Frigo (Thursday, 2011 October 27)

October 27, 2011

Today I took another step towards domestic African satisfaction. I purchased a fridge, frigo, from a neighboring Volunteer who’s near the end of her service and therefore won’t need it any more. Here’s a picture.

It’s in my bedroom, next to my bed, so I can keep it with all the other things I don’t want to share with people. I even took this picture and then deleted it off my camera immediately so that when Brondon decides to flip through the photos I’ve been taking (as he inevitably will) he won’t find out I bought a fridge.

Unfortunately all my subterfuge was for naught because the woman who lives across the street that sells bread and food saw me rolling up in the car that was carrying the fridge and told Brondon. So the secret’s out. He’s already asked to see the fridge, and among other stupid questions, he asked (while the fridge’s door was wide open and the fridge empty) if it was plugged in and if someone had taught me how to use it.

Liz (the woman who sold me the fridge) herself bought it from Wendy, who was here in my village before I was, so it’s a venerable and time-worn machine. Singsung brand. Liz bought it for 80,000 CFA, and sold it to me for 50,000. (I don’t know how much they are "new".) Liz says if you freeze bananas you can blend them and make something that tastes remarkably like soft-serve ice cream. Suffice it to say that my taste buds have been whetted.

So this is the day my service utterly changes. Now I can buy canned things in bigger quantities and keep leftovers for later. I can cook and not have to consume it all within a day. I can have cold beverages. I’m really excited about the world of potentialities. It’s going to be grand.
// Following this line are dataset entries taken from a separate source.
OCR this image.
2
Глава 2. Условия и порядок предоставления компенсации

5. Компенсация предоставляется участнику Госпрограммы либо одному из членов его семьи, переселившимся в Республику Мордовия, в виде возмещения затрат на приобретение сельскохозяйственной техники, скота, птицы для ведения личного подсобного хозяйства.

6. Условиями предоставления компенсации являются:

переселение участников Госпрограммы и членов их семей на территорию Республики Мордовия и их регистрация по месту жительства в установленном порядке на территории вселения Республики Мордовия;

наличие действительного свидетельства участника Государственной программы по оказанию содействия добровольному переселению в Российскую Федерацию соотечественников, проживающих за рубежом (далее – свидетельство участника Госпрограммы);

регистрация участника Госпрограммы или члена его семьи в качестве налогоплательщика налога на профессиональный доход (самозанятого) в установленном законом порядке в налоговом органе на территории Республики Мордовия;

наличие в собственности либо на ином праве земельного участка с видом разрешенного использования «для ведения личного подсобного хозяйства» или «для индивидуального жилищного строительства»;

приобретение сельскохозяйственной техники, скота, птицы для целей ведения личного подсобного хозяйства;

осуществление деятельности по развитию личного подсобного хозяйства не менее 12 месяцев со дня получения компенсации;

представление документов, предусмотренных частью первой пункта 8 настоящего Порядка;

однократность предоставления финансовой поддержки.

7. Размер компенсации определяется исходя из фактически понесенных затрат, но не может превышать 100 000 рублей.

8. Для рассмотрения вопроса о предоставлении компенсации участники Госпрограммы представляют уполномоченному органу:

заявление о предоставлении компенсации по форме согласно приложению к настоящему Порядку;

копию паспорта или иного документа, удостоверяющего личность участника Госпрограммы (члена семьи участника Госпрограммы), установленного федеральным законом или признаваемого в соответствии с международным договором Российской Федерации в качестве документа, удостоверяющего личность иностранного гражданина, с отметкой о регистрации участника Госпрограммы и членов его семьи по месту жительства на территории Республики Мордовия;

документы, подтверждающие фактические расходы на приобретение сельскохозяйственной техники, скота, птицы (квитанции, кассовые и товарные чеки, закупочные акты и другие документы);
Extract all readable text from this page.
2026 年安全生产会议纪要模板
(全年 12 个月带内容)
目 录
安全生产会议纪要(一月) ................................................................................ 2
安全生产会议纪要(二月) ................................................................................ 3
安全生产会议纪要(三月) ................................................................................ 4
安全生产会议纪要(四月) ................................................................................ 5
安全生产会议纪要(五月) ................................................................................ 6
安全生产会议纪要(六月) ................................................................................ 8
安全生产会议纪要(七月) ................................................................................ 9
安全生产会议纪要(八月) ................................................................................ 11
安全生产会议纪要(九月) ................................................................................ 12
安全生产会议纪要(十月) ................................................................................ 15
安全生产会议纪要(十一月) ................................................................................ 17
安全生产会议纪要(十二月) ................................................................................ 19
That’s not all, either. Yaya explained to me that a lot of spices and herbs that I assumed didn’t exist in Cameroon are actually quite common. I’m sitting next to a bag of feuilles de l’oreillier or something like that, which are bay leaves, and while I was in Bafoussam I managed to buy thym, herbs de provence, menthe, and anise. (I forgot what it was but was able to figure it out because it tastes like licorice.) So I’m pretty thoroughly kitted out as far as feeding myself goes. And since food, like alcohol, candy, and video games, is one of my best coping mechanisms, I’m that much better equipped for the remaining 294 days of my service.

In other news, Yaya’s got her own laptop now, a 14 or 15 inch Toshiba that her family managed to acquire for something like $350. I helped her transition the last of her data onto her new machine and picked up my little netbook jonah-hex. So if anyone (is still reading this and) needs to borrow my spare netbook, just let me know. In the meantime I guess I can still use it to play Desktop Dungeons!